WikiLeaks belgelerinde ise “İstanbul’dan Isparta’ya giden Atlasjet uçağı saat 01.45’te düştü. Ulusal Ulaşım Güvenlik Kurulu, Amerikan Havacılık Dairesi, Boeing, Prett ve Whitney temsilcileri 2 Aralık’ta soruşturmaya yardım için Antalya’ya gidecek. Ali Arıduru (SHGM Genel Müdürü), şahsen arayarak ‘hiçbir ABD kurumunun soruşturmaya yardım ettiğini açıklamamasını’ istedi” şekilde beyan ediliyor.
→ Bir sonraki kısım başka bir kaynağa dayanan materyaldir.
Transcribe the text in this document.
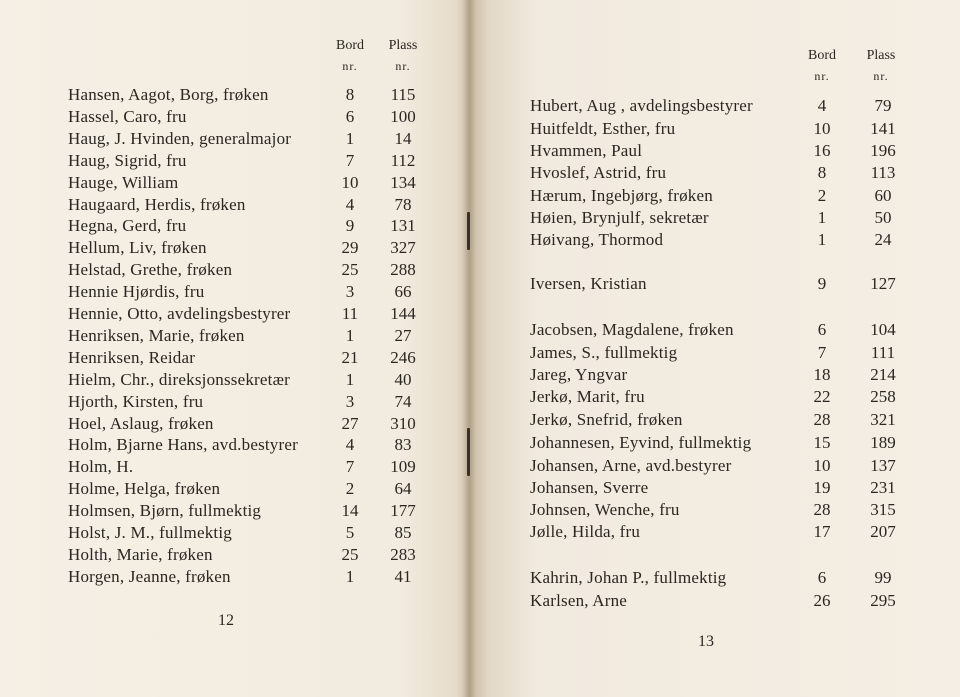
Bord
nr.
Plass
nr.
Hansen, Aagot, Borg, frøken	8	115
Hassel, Caro, fru	6	100
Haug, J. Hvinden, generalmajor	1	14
Haug, Sigrid, fru	7	112
Hauge, William	10	134
Haugaard, Herdis, frøken	4	78
Hegna, Gerd, fru	9	131
Hellum, Liv, frøken	29	327
Helstad, Grethe, frøken	25	288
Hennie Hjørdis, fru	3	66
Hennie, Otto, avdelingsbestyrer	11	144
Henriksen, Marie, frøken	1	27
Henriksen, Reidar	21	246
Hielm, Chr., direksjonssekretær	1	40
Hjorth, Kirsten, fru	3	74
Hoel, Aslaug, frøken	27	310
Holm, Bjarne Hans, avd.bestyrer	4	83
Holm, H.	7	109
Holme, Helga, frøken	2	64
Holmsen, Bjørn, fullmektig	14	177
Holst, J. M., fullmektig	5	85
Holth, Marie, frøken	25	283
Horgen, Jeanne, frøken	1	41
12
Bord
nr.
Plass
nr.
Hubert, Aug , avdelingsbestyrer	4	79
Huitfeldt, Esther, fru	10	141
Hvammen, Paul	16	196
Hvoslef, Astrid, fru	8	113
Hærum, Ingebjørg, frøken	2	60
Høien, Brynjulf, sekretær	1	50
Høivang, Thormod	1	24
Iversen, Kristian	9	127
Jacobsen, Magdalene, frøken	6	104
James, S., fullmektig	7	111
Jareg, Yngvar	18	214
Jerkø, Marit, fru	22	258
Jerkø, Snefrid, frøken	28	321
Johannesen, Eyvind, fullmektig	15	189
Johansen, Arne, avd.bestyrer	10	137
Johansen, Sverre	19	231
Johnsen, Wenche, fru	28	315
Jølle, Hilda, fru	17	207
Kahrin, Johan P., fullmektig	6	99
Karlsen, Arne	26	295
13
TOBB ETÜ akademisyeni ve Arık’ın yakın dostu olan Prof. Dr. Salih Sultansoy, “Yüzde 99 olasılıkla uçak düşürüldü. O uçak düşürülmeseydi, Türkiye bugün CERN’de asil üye olurdu. Türkiye toryum yarışında dünyada liderler arasında olurdu” şeklinde ifade etti.

Ayrıca FETÖ/PDY davası kapsamına göz altına alınan Muammer Görgeç‘in telefonunda kaza ile ilgili ses kayıtları bulundu. Konuşmalarda kimliği belirsiz iki kişi şüpheli Muammer Görgeç’e “Uçağı İsrailliler düşürdü, ölen akademisyenler Toryum madeni üzerinde çalışıyordu, bu çalışmalarda görev alan 1 akademisyen uçakta yoktu, o akademisyeni bulup Toryum madeni bölgelerini tespit edelim” dediği kayıtlara geçmiş duruma.
Bu kadar komple teorisi yetti mi?
Gerçekten “Düşürüldü” mü?
Bu kadar iddiaya rağmen bu konuda kesin bir şey söylenemiyor ne yazık ki. Fakat pilotların yetersizliği; uçağın hayati öneme sahip donanımlarının ve karakutularının bozuk olması, bilgi ve kaynak yetersizliği... Uçaklarla haşır neşir olan dostlarım bilir ki bir uçak, tek bir nedenden dolayı düşmez. Biz buraya bu konuda onlarca sebep yazabiliriz.
Fakat kesin olan tek şey belki de Türkiye tarihini değiştirecek öneme sahip çalışmalara imza atacak bir grup akademisyenin, amaçlarını gerçekleştiremeden yaşama veda etmiş olması. Üstelik hâlâ Türkiye CERN’de tam üye statüsüne erişememiş; bu konuda da istenilen konuma gelememiştir.
Başta Prof. Dr. Engin Arık hocamız ve ekibi olmak üzere Isparta uçak kazası ve diğer elim kazalarda hayatlarını kaybetmiş nice canları rahmetle anıyoruz.